En los últimos meses, un número creciente de ciudadanos, independientemente de sus ocupaciones, situación social o afiliación política, ha identificado a la corrupción como uno de los principales problemas que afectan la vida pública en nuestro país.

Más aún, podemos ver cómo este tema es recurrente en el discurso de los más altos niveles de gobierno; se ha llegado a un punto en el que hay coincidencia entre la percepción de vulnerabilidad que tiene la sociedad y el imperativo de actuar que tienen las instancias gubernamentales.

Creo que no se ha insistido lo suficiente respecto a uno de los daños más graves de la corrupción: el efecto que tiene de desvirtuar la naturaleza de los asuntos de interés común, y que deviene por consecuencia en una crisis de legitimidad. Resulta difícil respetar algo en lo que no se cree.

Dado este diagnóstico, el establecimiento del Sistema Nacional Anticorrupción es una buena noticia, ya que la respuesta del Estado mexicano al fenómeno de la corrupción se materializa como una política pública con visión sistémica.

En efecto, la reforma aprobada por el Poder Legislativo abre las condiciones necesarias, que deberán cristalizarse en las leyes secundarias respectivas, para que la fiscalización, el acceso a la información, la evaluación presupuestal y de programas, los sistemas de archivos y la contabilidad gubernamental, interactúen de manera eficiente y efectiva.

Si bien esta iniciativa, y el nivel de consenso con la que fue adoptada, permiten mejores augurios respecto a la interacción y coordinación interinstitucional, es pertinente señalar que, a pesar de los avances que se tendrían con la aprobación de esta iniciativa, hay que evitar la generación de falsas expectativas que hagan pensar a la ciudadanía que el problema quedará resuelto en el corto plazo.

Es por ello que se requiere subrayar que los resultados del Sistema se podrán constatar en el mediano y largo plazos; inclusive, la emisión de las leyes secundarias y el inicio de su implementación tomarán, al menos, un par de años.

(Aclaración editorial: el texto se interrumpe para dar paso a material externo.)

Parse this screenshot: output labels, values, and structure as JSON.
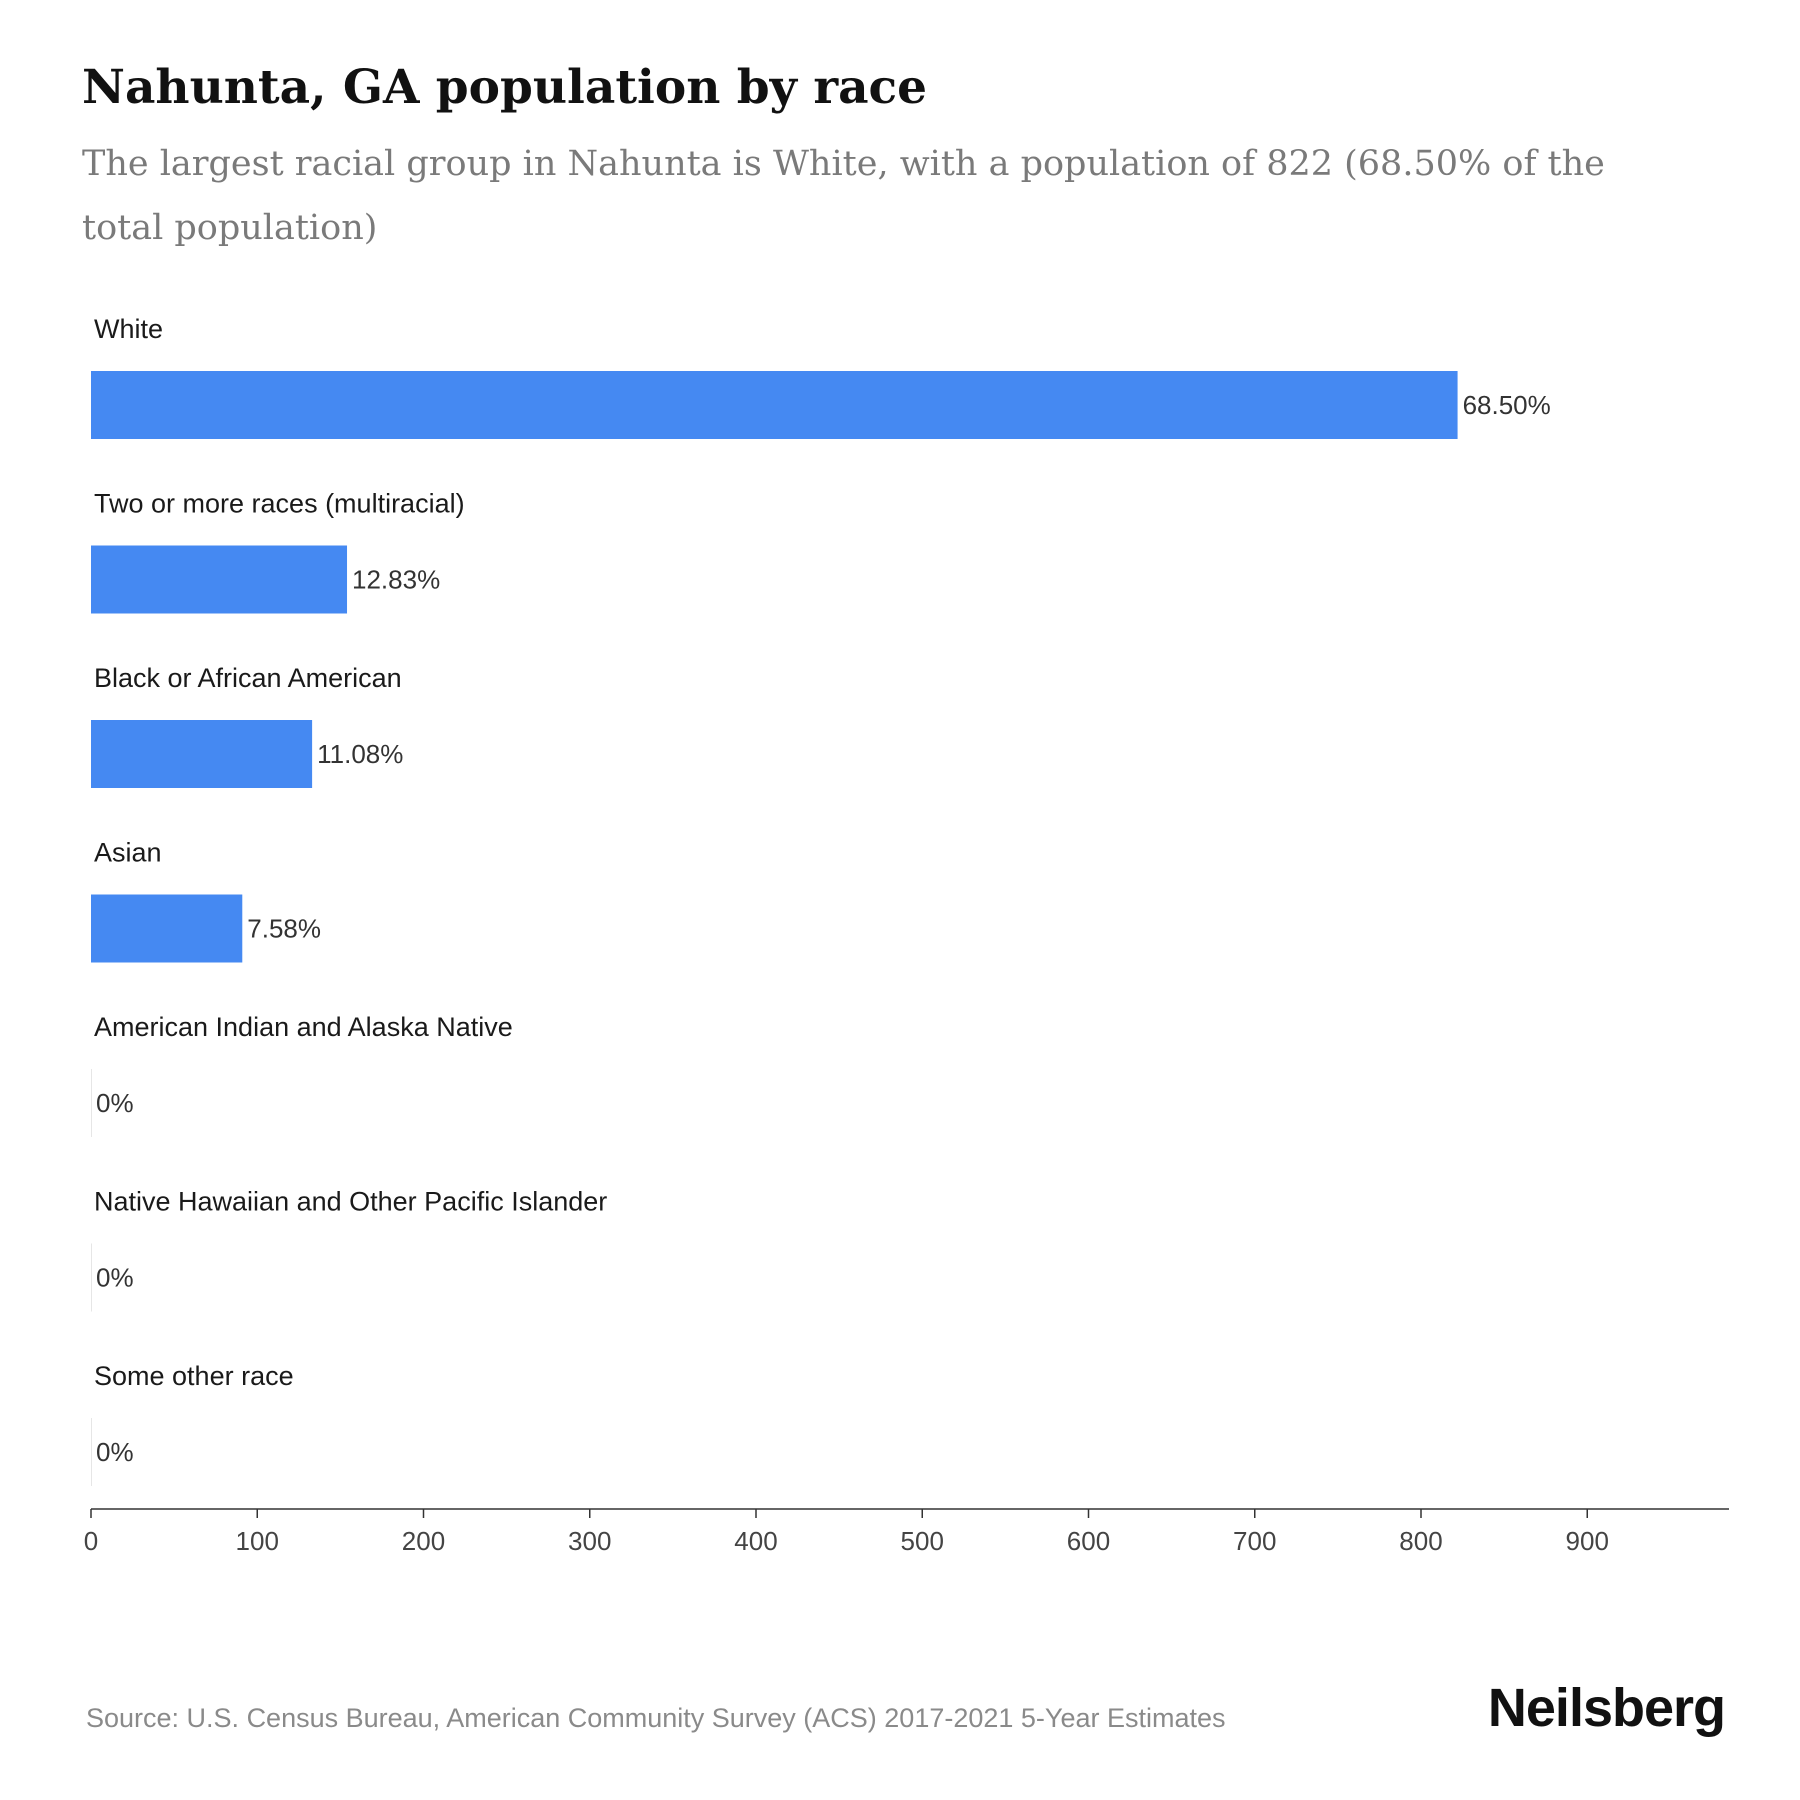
{
  "title": "Nahunta, GA population by race",
  "subtitle": "The largest racial group in Nahunta is White, with a population of 822 (68.50% of the total population)",
  "source": "Source: U.S. Census Bureau, American Community Survey (ACS) 2017-2021 5-Year Estimates",
  "brand": "Neilsberg",
  "colors": {
    "bar": "#4589f2",
    "axis": "#333333"
  },
  "chart_data": {
    "type": "bar",
    "orientation": "horizontal",
    "categories": [
      "White",
      "Two or more races (multiracial)",
      "Black or African American",
      "Asian",
      "American Indian and Alaska Native",
      "Native Hawaiian and Other Pacific Islander",
      "Some other race"
    ],
    "values": [
      822,
      154,
      133,
      91,
      0,
      0,
      0
    ],
    "value_labels": [
      "68.50%",
      "12.83%",
      "11.08%",
      "7.58%",
      "0%",
      "0%",
      "0%"
    ],
    "x_ticks": [
      0,
      100,
      200,
      300,
      400,
      500,
      600,
      700,
      800,
      900
    ],
    "xlim": [
      0,
      985
    ],
    "grid": false,
    "legend": "none"
  }
}
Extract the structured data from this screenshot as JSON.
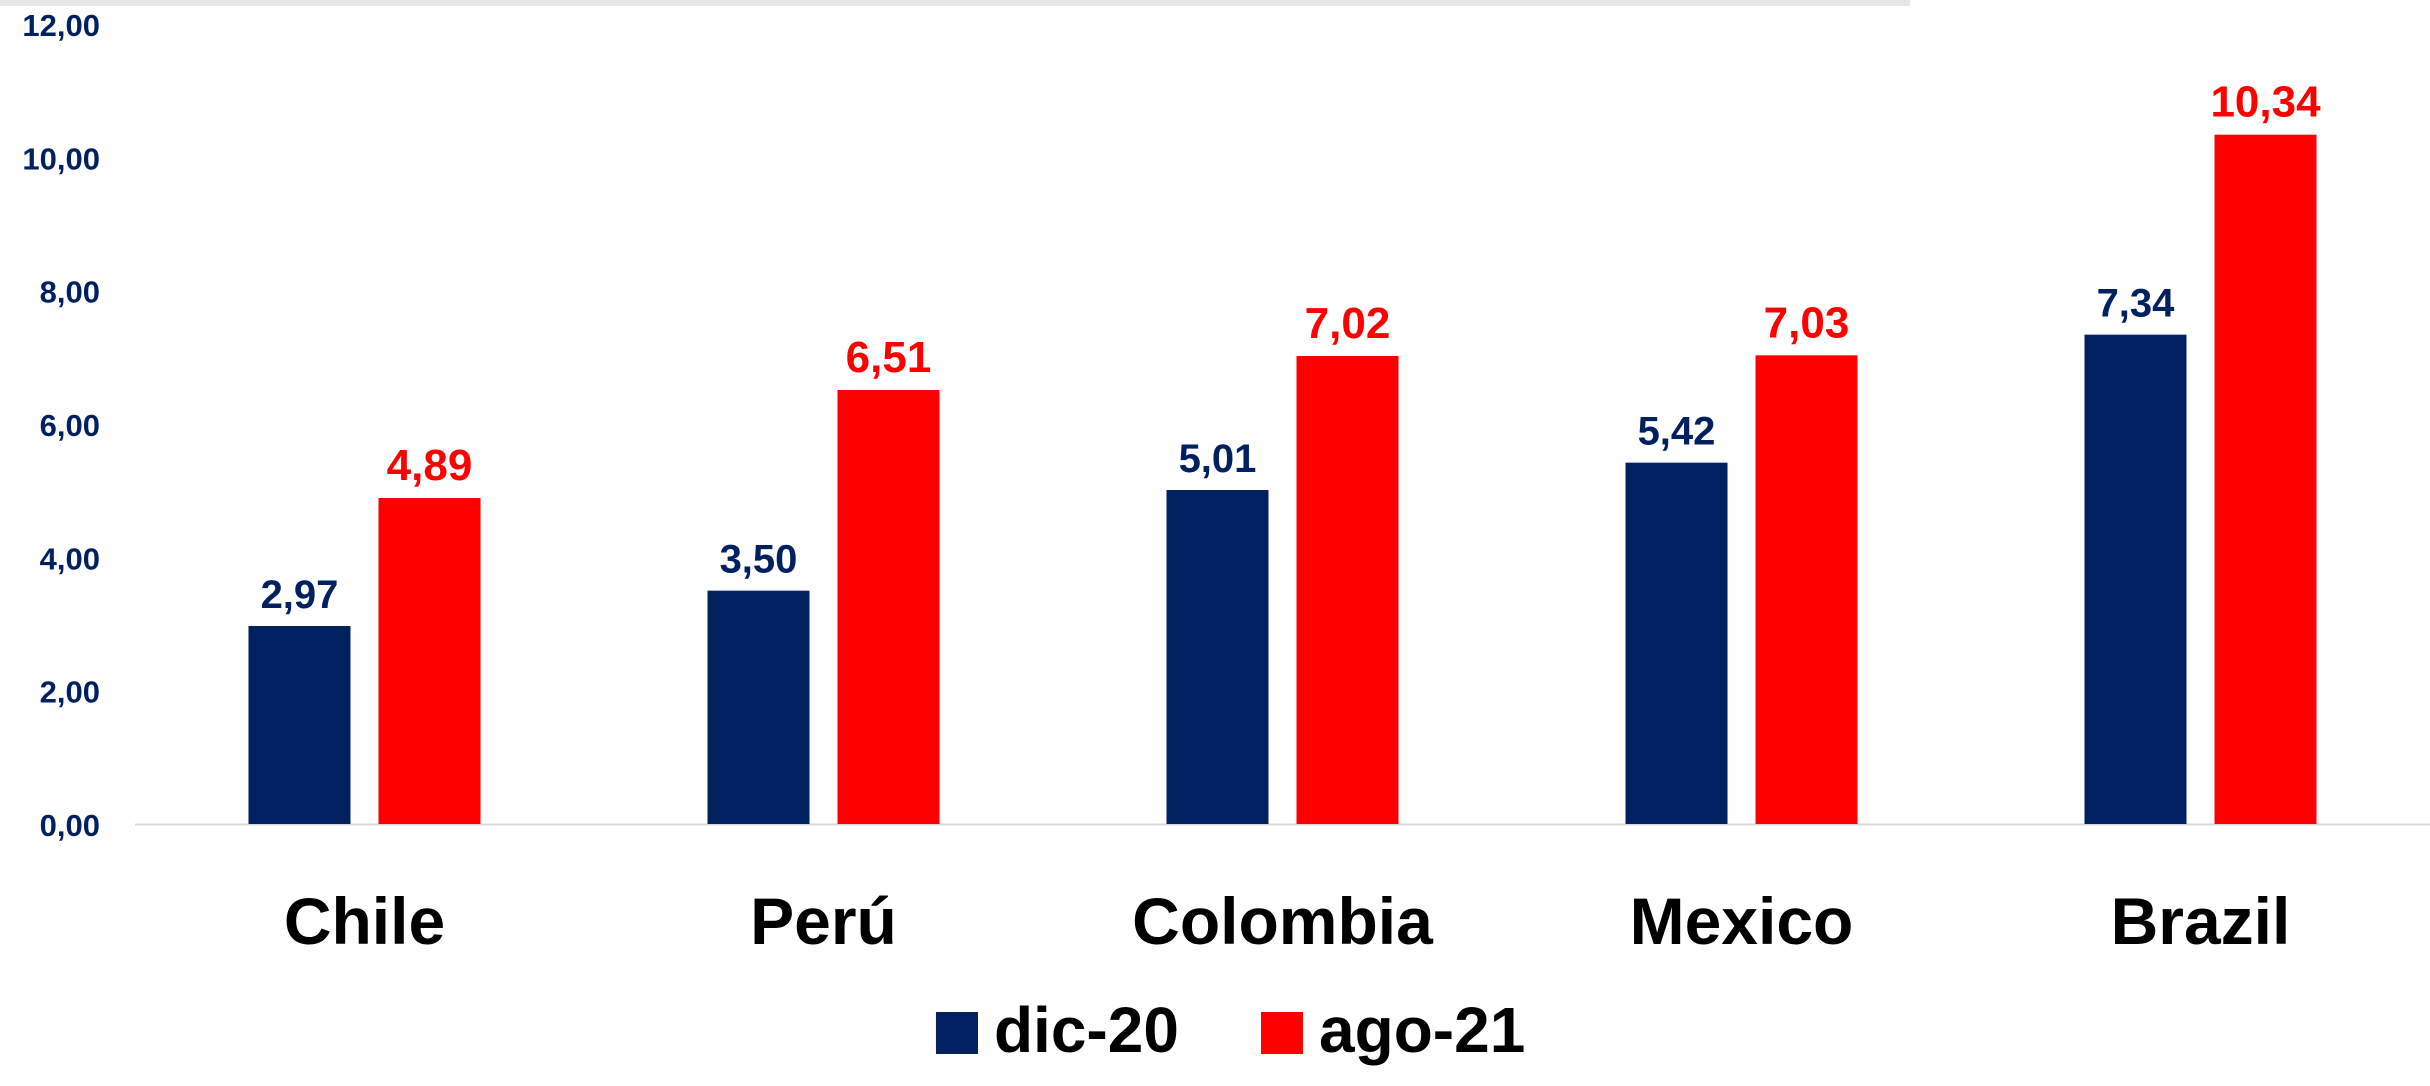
{
  "chart_data": {
    "type": "bar",
    "categories": [
      "Chile",
      "Perú",
      "Colombia",
      "Mexico",
      "Brazil"
    ],
    "series": [
      {
        "name": "dic-20",
        "color": "#002060",
        "values": [
          2.97,
          3.5,
          5.01,
          5.42,
          7.34
        ],
        "labels": [
          "2,97",
          "3,50",
          "5,01",
          "5,42",
          "7,34"
        ]
      },
      {
        "name": "ago-21",
        "color": "#ff0000",
        "values": [
          4.89,
          6.51,
          7.02,
          7.03,
          10.34
        ],
        "labels": [
          "4,89",
          "6,51",
          "7,02",
          "7,03",
          "10,34"
        ]
      }
    ],
    "ylim": [
      0,
      12
    ],
    "yticks": [
      0,
      2,
      4,
      6,
      8,
      10,
      12
    ],
    "ytick_labels": [
      "0,00",
      "2,00",
      "4,00",
      "6,00",
      "8,00",
      "10,00",
      "12,00"
    ],
    "title": "",
    "xlabel": "",
    "ylabel": "",
    "grid": false,
    "legend_position": "bottom-center",
    "axis_label_color": "#002060"
  }
}
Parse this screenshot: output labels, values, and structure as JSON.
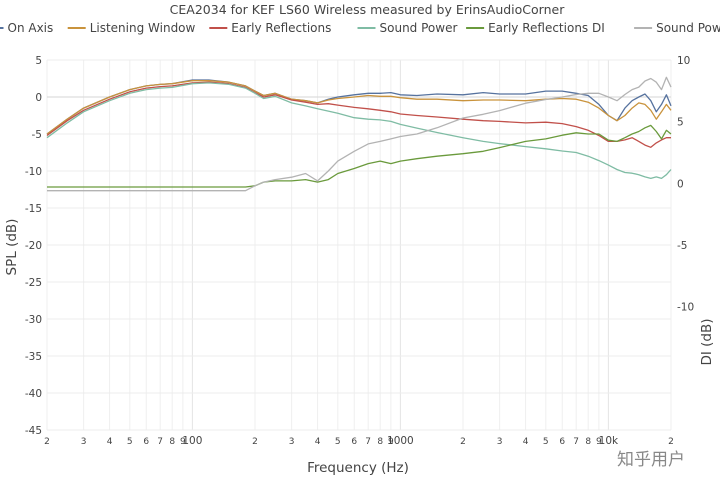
{
  "chart_data": {
    "type": "line",
    "title": "CEA2034 for KEF LS60 Wireless measured by ErinsAudioCorner",
    "xlabel": "Frequency (Hz)",
    "ylabel": "SPL (dB)",
    "y2label": "DI (dB)",
    "xscale": "log",
    "xlim": [
      20,
      20000
    ],
    "ylim": [
      -45,
      5
    ],
    "y2lim": [
      -20,
      10
    ],
    "grid": true,
    "legend_position": "top",
    "x_tick_labels": [
      {
        "value": 20,
        "label": "2"
      },
      {
        "value": 30,
        "label": "3"
      },
      {
        "value": 40,
        "label": "4"
      },
      {
        "value": 50,
        "label": "5"
      },
      {
        "value": 60,
        "label": "6"
      },
      {
        "value": 70,
        "label": "7"
      },
      {
        "value": 80,
        "label": "8"
      },
      {
        "value": 90,
        "label": "9"
      },
      {
        "value": 100,
        "label": "100"
      },
      {
        "value": 200,
        "label": "2"
      },
      {
        "value": 300,
        "label": "3"
      },
      {
        "value": 400,
        "label": "4"
      },
      {
        "value": 500,
        "label": "5"
      },
      {
        "value": 600,
        "label": "6"
      },
      {
        "value": 700,
        "label": "7"
      },
      {
        "value": 800,
        "label": "8"
      },
      {
        "value": 900,
        "label": "9"
      },
      {
        "value": 1000,
        "label": "1000"
      },
      {
        "value": 2000,
        "label": "2"
      },
      {
        "value": 3000,
        "label": "3"
      },
      {
        "value": 4000,
        "label": "4"
      },
      {
        "value": 5000,
        "label": "5"
      },
      {
        "value": 6000,
        "label": "6"
      },
      {
        "value": 7000,
        "label": "7"
      },
      {
        "value": 8000,
        "label": "8"
      },
      {
        "value": 9000,
        "label": "9"
      },
      {
        "value": 10000,
        "label": "10k"
      },
      {
        "value": 20000,
        "label": "2"
      }
    ],
    "y_ticks": [
      5,
      0,
      -5,
      -10,
      -15,
      -20,
      -25,
      -30,
      -35,
      -40,
      -45
    ],
    "y2_ticks": [
      10,
      5,
      0,
      -5,
      -10
    ],
    "x": [
      20,
      25,
      30,
      40,
      50,
      60,
      70,
      80,
      100,
      120,
      150,
      180,
      200,
      220,
      250,
      300,
      350,
      400,
      450,
      500,
      600,
      700,
      800,
      900,
      1000,
      1200,
      1500,
      2000,
      2500,
      3000,
      4000,
      5000,
      6000,
      7000,
      8000,
      9000,
      10000,
      11000,
      12000,
      13000,
      14000,
      15000,
      16000,
      17000,
      18000,
      19000,
      20000
    ],
    "series": [
      {
        "name": "On Axis",
        "axis": "y",
        "color": "#56729e",
        "values": [
          -5,
          -3,
          -1.5,
          0,
          1,
          1.5,
          1.7,
          1.8,
          2.3,
          2.3,
          2.0,
          1.5,
          0.8,
          0.2,
          0.5,
          -0.3,
          -0.5,
          -0.8,
          -0.3,
          0,
          0.3,
          0.5,
          0.5,
          0.6,
          0.3,
          0.2,
          0.4,
          0.3,
          0.6,
          0.4,
          0.4,
          0.8,
          0.8,
          0.5,
          0.2,
          -1,
          -2.5,
          -3.2,
          -1.5,
          -0.5,
          0,
          0.4,
          -0.5,
          -2.0,
          -1.0,
          0.3,
          -1.2
        ]
      },
      {
        "name": "Listening Window",
        "axis": "y",
        "color": "#c9933c",
        "values": [
          -5,
          -3,
          -1.5,
          0,
          1,
          1.5,
          1.7,
          1.8,
          2.2,
          2.2,
          2.0,
          1.5,
          0.8,
          0.2,
          0.5,
          -0.3,
          -0.5,
          -0.8,
          -0.4,
          -0.2,
          0,
          0.2,
          0.1,
          0.1,
          -0.1,
          -0.3,
          -0.3,
          -0.5,
          -0.4,
          -0.4,
          -0.5,
          -0.3,
          -0.2,
          -0.3,
          -0.7,
          -1.5,
          -2.5,
          -3.2,
          -2.5,
          -1.5,
          -0.8,
          -1.0,
          -1.8,
          -3.0,
          -2.0,
          -1.0,
          -1.8
        ]
      },
      {
        "name": "Early Reflections",
        "axis": "y",
        "color": "#c1504a",
        "values": [
          -5.2,
          -3.2,
          -1.8,
          -0.3,
          0.7,
          1.2,
          1.4,
          1.5,
          1.9,
          2.0,
          1.8,
          1.3,
          0.6,
          0,
          0.3,
          -0.4,
          -0.7,
          -1.0,
          -0.9,
          -1.1,
          -1.4,
          -1.6,
          -1.8,
          -2.0,
          -2.3,
          -2.5,
          -2.7,
          -3.0,
          -3.2,
          -3.3,
          -3.5,
          -3.4,
          -3.6,
          -4.0,
          -4.5,
          -5.2,
          -6.0,
          -6.0,
          -5.8,
          -5.5,
          -6.0,
          -6.5,
          -6.8,
          -6.2,
          -5.8,
          -5.5,
          -5.5
        ]
      },
      {
        "name": "Sound Power",
        "axis": "y",
        "color": "#7fbca4",
        "values": [
          -5.5,
          -3.5,
          -2,
          -0.5,
          0.5,
          1.0,
          1.2,
          1.3,
          1.8,
          1.9,
          1.7,
          1.2,
          0.5,
          -0.2,
          0.1,
          -0.8,
          -1.2,
          -1.6,
          -1.9,
          -2.2,
          -2.8,
          -3.0,
          -3.1,
          -3.3,
          -3.7,
          -4.2,
          -4.8,
          -5.5,
          -6.0,
          -6.3,
          -6.7,
          -7.0,
          -7.3,
          -7.5,
          -8.0,
          -8.6,
          -9.2,
          -9.8,
          -10.2,
          -10.3,
          -10.5,
          -10.8,
          -11.0,
          -10.8,
          -11.0,
          -10.5,
          -9.8
        ]
      },
      {
        "name": "Early Reflections DI",
        "axis": "y2",
        "color": "#6a9a3c",
        "values": [
          -0.3,
          -0.3,
          -0.3,
          -0.3,
          -0.3,
          -0.3,
          -0.3,
          -0.3,
          -0.3,
          -0.3,
          -0.3,
          -0.3,
          -0.2,
          0.1,
          0.2,
          0.2,
          0.3,
          0.1,
          0.3,
          0.8,
          1.2,
          1.6,
          1.8,
          1.6,
          1.8,
          2.0,
          2.2,
          2.4,
          2.6,
          2.9,
          3.4,
          3.6,
          3.9,
          4.1,
          4.0,
          4.0,
          3.5,
          3.4,
          3.7,
          4.0,
          4.2,
          4.5,
          4.7,
          4.2,
          3.6,
          4.3,
          4.0
        ]
      },
      {
        "name": "Sound Power DI",
        "axis": "y2",
        "color": "#b3b3b3",
        "values": [
          -0.6,
          -0.6,
          -0.6,
          -0.6,
          -0.6,
          -0.6,
          -0.6,
          -0.6,
          -0.6,
          -0.6,
          -0.6,
          -0.6,
          -0.2,
          0.1,
          0.3,
          0.5,
          0.8,
          0.2,
          1.0,
          1.8,
          2.6,
          3.2,
          3.4,
          3.6,
          3.8,
          4.0,
          4.5,
          5.3,
          5.6,
          5.9,
          6.5,
          6.8,
          7.0,
          7.2,
          7.3,
          7.3,
          7.0,
          6.7,
          7.2,
          7.6,
          7.8,
          8.3,
          8.5,
          8.2,
          7.6,
          8.6,
          7.8
        ]
      }
    ]
  },
  "watermark": "知乎用户"
}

Como funcionarios, pero también en tanto ciudadanos, debemos abstenernos de pensar que problemas estructurales se pueden solucionar con acciones efectistas o inmediatas.

Con el fin de asegurar que los siguientes pasos no se alejan del propósito original de la reforma constitucional, es recomendable que se abran espacios de participación en los que las organizaciones de la sociedad civil, la academia, las agrupaciones empresariales, así como las entidades y dependencias públicas involucradas sigan aportando su visión y perspectivas, respecto a un asunto que nos atañe a todos.

Al margen de estas consideraciones, debemos reconocer que el SNA es un signo de un nivel de conciencia distinto. Esto significa que, a la par de los cambios legales necesarios, hagamos un espacio para reflexionar respecto a la relevancia que tienen los principios y valores éticos en la convivencia. La honestidad, el predicar con el ejemplo o el compromiso social, son conceptos desgastados, pero que pueden recobrar su verdadero significado. ¿Por qué no tener la voluntad de empezar con ello hoy mismo?